Merz: »Mit Alkoholkonsum nicht mehr zu erklären«
Wirtschaftsminister Habeck nannte die Video-Szenen verstörend und absolut inakzeptabel. Den Zeitungen der Funke-Mediengruppe sagte er, Deutschland habe es geschafft, zu einer starken Demokratie zu werden, die auf Respekt und Pluralität gebaut sei. »Das zu schützen ist unsere Aufgabe.« Der CDU-Bundesvorsitzende Friedrich Merz fragte: »Was geht eigentlich in den Köpfen dieser Leute vor, das ist doch auch mit Alkoholkonsum nicht mehr zu erklären.«
Bundespräsident Frank-Walter Steinmeier äußerte sich mit Blick auf die rassistischen Gesänge besorgt über die Verrohung der politischen Umgangsformen. Weiter sagte er beim Demokratiefest in Bonn, offensichtlich seien es nicht nur »die Randständigen, Abgehängten«, die sich radikalisieren. »Sondern das ist eine Radikalisierung, die mindestens in Teilen in der Mitte der Gesellschaft auch stattfindet.« Am Freitag hatte schon Bundeskanzler Olaf Scholz (SPD) die Parolen als »ekelig« und »nicht akzeptabel« bezeichnet.
Auch aus Sicht der Expertin Pia Lamberty zeigt das Sylt-Video eine Normalisierung rechtsextremer Inhalte in der Gesellschaft. »Ohne dass es irgendeine Form von Widerspruch gibt, werden die sozialen Normen einfach gebrochen«, sagte die Co-Geschäftsführerin des Centers für Monitoring, Analyse und Strategie (Cemas), das Radikalisierungstendenzen und Verschwörungserzählungen im Netz untersucht.
Vorfälle auch in Bayern und Niedersachsen
Auch der Club Rotes Kliff im Nobelort Kampen berichtete von einem »Rassismus-Vorfall« zu Pfingsten.
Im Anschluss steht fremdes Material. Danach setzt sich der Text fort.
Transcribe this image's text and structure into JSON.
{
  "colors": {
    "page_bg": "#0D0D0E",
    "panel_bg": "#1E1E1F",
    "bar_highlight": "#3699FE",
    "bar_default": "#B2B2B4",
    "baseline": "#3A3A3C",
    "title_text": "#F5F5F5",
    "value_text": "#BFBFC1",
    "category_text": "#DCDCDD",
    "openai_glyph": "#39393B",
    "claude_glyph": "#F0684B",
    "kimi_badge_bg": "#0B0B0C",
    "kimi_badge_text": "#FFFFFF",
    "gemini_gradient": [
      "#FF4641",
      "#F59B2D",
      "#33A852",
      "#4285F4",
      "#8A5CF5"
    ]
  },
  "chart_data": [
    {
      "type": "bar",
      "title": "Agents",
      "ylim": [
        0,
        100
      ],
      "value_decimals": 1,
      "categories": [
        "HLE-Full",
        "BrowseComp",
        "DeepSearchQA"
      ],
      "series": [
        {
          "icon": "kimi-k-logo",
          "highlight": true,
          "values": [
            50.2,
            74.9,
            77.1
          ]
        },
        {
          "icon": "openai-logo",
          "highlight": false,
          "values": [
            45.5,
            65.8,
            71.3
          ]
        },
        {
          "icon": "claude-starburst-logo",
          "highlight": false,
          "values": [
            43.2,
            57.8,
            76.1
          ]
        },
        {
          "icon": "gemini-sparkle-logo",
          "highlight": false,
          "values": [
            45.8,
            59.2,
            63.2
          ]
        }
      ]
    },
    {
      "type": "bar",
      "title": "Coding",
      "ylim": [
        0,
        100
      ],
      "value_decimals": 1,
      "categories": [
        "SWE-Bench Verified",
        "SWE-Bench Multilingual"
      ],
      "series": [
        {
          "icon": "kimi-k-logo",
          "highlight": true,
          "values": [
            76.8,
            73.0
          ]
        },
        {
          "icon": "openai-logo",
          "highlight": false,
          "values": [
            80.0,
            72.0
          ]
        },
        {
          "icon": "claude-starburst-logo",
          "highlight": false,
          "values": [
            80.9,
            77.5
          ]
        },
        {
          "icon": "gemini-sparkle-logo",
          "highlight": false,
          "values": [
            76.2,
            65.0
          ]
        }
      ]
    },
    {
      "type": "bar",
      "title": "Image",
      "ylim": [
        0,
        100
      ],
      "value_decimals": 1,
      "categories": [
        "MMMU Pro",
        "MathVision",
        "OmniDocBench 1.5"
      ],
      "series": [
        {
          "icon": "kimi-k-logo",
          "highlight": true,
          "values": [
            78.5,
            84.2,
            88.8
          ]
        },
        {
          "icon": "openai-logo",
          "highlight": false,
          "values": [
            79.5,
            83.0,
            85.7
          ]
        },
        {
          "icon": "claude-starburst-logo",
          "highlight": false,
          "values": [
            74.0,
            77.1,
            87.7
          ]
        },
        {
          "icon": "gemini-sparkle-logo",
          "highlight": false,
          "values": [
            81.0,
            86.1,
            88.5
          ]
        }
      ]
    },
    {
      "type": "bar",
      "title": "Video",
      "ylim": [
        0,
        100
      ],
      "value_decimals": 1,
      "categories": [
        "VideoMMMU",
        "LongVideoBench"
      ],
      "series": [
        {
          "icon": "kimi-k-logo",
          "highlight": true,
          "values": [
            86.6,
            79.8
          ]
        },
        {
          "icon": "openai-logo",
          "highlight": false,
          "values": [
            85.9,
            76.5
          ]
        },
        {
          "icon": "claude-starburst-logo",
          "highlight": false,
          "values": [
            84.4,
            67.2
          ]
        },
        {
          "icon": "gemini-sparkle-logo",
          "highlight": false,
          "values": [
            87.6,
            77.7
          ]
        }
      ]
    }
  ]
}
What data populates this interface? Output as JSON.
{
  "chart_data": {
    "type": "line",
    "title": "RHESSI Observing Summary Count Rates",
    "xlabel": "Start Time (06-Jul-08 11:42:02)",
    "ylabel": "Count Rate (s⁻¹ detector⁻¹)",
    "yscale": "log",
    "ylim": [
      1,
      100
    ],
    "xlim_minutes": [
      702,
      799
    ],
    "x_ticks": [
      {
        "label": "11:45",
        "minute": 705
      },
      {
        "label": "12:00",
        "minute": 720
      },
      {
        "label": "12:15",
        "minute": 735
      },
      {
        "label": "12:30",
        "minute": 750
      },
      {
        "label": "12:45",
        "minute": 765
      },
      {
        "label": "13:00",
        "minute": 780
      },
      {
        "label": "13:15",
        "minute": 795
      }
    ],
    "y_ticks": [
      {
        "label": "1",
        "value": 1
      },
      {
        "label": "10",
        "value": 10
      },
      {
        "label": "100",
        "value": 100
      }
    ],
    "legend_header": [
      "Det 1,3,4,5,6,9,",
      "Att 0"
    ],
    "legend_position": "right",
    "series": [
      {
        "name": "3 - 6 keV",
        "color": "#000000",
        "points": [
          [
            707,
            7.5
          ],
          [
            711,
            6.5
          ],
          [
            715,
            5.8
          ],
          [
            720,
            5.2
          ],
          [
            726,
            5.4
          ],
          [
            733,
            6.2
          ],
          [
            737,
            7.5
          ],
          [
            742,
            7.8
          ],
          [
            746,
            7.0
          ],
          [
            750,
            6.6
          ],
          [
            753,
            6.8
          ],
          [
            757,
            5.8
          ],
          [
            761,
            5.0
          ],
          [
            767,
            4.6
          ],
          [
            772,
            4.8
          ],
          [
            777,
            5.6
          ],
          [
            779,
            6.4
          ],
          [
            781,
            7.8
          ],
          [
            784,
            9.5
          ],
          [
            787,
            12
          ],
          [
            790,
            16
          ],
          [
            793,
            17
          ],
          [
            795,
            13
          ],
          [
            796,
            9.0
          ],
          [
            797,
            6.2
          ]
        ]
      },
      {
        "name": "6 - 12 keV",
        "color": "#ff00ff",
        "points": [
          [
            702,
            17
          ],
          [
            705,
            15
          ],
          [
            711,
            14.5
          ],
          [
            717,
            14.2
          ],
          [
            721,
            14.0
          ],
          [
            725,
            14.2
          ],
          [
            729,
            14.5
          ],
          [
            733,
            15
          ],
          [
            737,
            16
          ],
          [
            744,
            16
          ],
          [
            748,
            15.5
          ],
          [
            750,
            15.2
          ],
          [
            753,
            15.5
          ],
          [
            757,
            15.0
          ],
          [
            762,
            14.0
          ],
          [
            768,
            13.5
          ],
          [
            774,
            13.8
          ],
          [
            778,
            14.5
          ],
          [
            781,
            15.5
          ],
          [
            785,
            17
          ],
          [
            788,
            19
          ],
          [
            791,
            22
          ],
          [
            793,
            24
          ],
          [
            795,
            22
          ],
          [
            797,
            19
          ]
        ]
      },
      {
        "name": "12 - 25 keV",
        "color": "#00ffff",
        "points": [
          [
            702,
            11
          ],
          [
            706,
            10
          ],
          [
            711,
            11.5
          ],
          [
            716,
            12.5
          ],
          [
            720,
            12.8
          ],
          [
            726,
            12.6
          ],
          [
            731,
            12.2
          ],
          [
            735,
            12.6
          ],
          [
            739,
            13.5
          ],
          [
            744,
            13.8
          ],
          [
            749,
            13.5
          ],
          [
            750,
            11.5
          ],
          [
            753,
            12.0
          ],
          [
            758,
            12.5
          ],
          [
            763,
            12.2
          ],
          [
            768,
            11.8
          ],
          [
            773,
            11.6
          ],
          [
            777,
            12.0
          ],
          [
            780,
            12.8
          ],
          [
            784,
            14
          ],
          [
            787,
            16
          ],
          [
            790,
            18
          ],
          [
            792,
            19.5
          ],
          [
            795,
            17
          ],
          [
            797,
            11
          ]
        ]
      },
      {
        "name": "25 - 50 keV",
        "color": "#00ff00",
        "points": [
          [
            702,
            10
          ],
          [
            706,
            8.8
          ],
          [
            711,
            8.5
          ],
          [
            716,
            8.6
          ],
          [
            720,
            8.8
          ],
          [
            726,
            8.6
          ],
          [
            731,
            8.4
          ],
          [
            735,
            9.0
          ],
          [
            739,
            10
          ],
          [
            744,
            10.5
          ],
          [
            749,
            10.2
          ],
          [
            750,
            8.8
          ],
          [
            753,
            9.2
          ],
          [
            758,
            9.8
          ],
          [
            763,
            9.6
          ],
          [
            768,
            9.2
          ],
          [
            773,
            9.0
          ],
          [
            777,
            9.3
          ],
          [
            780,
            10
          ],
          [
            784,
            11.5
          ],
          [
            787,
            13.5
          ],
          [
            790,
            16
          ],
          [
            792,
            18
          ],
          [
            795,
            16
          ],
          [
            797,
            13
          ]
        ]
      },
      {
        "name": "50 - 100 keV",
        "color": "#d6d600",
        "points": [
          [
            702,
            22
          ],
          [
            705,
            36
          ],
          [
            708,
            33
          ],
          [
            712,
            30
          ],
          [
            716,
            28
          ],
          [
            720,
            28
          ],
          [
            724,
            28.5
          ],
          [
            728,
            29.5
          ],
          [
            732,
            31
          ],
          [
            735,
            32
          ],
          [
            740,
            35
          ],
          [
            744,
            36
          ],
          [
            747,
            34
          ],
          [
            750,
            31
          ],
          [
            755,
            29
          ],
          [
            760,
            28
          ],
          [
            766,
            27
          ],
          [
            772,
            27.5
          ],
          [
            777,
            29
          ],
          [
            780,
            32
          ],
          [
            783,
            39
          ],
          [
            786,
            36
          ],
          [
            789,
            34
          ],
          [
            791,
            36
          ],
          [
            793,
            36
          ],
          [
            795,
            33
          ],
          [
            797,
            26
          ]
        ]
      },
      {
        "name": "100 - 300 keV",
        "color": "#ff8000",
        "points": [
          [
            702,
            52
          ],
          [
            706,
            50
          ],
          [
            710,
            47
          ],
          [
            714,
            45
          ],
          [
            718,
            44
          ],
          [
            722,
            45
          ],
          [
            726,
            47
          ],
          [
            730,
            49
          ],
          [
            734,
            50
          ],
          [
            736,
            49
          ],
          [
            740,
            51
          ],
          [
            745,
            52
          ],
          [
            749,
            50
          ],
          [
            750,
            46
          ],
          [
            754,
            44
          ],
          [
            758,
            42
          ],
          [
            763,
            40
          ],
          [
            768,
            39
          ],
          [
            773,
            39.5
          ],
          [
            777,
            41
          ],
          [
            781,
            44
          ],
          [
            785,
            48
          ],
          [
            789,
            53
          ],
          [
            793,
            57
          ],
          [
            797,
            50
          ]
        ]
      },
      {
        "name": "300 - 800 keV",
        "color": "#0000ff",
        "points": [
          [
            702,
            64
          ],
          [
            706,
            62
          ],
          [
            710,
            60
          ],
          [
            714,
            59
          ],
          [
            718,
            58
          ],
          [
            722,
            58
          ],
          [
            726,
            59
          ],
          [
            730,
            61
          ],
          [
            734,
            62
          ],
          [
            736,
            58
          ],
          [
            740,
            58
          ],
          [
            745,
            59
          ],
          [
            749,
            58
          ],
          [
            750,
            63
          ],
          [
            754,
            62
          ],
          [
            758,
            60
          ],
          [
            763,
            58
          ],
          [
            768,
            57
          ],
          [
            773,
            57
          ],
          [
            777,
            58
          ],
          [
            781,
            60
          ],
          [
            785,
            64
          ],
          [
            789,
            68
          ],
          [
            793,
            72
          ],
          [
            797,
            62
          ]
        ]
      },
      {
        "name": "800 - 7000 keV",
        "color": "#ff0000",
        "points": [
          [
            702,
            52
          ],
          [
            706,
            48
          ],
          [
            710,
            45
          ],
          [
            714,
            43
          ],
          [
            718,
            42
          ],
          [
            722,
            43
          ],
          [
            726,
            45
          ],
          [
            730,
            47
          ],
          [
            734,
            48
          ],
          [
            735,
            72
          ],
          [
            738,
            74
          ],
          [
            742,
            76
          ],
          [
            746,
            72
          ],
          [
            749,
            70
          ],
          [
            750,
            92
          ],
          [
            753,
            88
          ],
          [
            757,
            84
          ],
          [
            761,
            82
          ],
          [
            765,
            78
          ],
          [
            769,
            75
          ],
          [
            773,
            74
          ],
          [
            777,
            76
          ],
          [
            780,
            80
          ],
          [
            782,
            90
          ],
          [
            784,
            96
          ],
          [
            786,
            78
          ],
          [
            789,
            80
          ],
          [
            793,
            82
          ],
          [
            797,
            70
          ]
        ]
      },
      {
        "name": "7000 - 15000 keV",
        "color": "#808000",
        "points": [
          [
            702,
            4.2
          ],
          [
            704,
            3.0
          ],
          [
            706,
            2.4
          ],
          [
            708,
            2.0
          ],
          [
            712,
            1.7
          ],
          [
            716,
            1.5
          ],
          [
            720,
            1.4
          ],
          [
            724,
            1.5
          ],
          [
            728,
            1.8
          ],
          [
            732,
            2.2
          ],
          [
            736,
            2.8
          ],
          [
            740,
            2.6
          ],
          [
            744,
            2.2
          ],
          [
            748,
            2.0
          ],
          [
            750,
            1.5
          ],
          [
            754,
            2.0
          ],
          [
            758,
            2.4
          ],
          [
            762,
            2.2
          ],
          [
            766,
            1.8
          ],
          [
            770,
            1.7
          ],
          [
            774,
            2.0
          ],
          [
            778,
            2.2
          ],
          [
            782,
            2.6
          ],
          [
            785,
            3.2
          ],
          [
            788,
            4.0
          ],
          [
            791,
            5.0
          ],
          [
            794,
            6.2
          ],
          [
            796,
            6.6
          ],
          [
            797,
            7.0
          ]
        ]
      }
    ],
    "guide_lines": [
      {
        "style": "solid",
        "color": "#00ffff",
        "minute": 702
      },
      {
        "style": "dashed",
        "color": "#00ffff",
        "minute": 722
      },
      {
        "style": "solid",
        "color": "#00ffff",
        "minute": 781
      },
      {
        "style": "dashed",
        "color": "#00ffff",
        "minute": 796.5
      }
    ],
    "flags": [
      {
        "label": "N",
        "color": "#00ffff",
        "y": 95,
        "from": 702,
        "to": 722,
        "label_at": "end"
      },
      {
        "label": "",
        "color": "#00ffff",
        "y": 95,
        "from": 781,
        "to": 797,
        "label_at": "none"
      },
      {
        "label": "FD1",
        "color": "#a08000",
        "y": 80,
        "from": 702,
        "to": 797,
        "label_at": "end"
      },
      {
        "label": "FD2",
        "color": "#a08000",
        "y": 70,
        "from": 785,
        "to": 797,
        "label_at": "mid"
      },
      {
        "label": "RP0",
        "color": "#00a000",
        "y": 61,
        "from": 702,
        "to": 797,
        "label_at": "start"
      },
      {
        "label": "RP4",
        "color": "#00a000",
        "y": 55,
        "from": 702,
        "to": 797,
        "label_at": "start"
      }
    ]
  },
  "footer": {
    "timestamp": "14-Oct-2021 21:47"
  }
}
Die betroffenen Personen seien des Clubs verwiesen worden und hätten jetzt Hausverbot, schrieben die Betreiber am Freitag auf Instagram. Daneben soll es noch einen weiteren rassistischen Vorfall auf der Insel gegeben haben: Eine schwarze Frau erhob auf Instagram den Vorwurf, sie sei an Pfingsten in einem Restaurant in Kampen beleidigt und ins Gesicht geschlagen worden. Die Polizei bestätigte, dass eine Anzeige vorliege.
Der Missbrauch des Lieds »L'amour toujours« auf Sylt ist kein Einzelfall. In den vergangenen Monaten gab es immer wieder Vorfälle, bei denen zu dem Lied Nazi-Parolen gerufen wurden - etwa in Bayern und Mecklenburg-Vorpommern.
In Erlangen skandierten nun zwei Männer auf der Bergkirchweih rassistische Parolen zu »L'amour toujours«. Wie die Polizei am Samstag mitteilte, bekamen die Verdächtigen im Alter von 21 und 26 Jahren am Freitagabend ein Betretungsverbot - der Staatsschutz leitete Ermittlungen ein.
Schon am Freitag wurde bekannt, dass es ebenfalls an Pfingsten in Niedersachsen zu einem ähnlichen Fall kam. Auch auf dem Schützenfest im niedersächsischen Löningen westlich von Cloppenburg wurden rassistische Parolen gegrölt, auch zu »L’amour toujours«, auch dort ermittelt der Staatsschutz.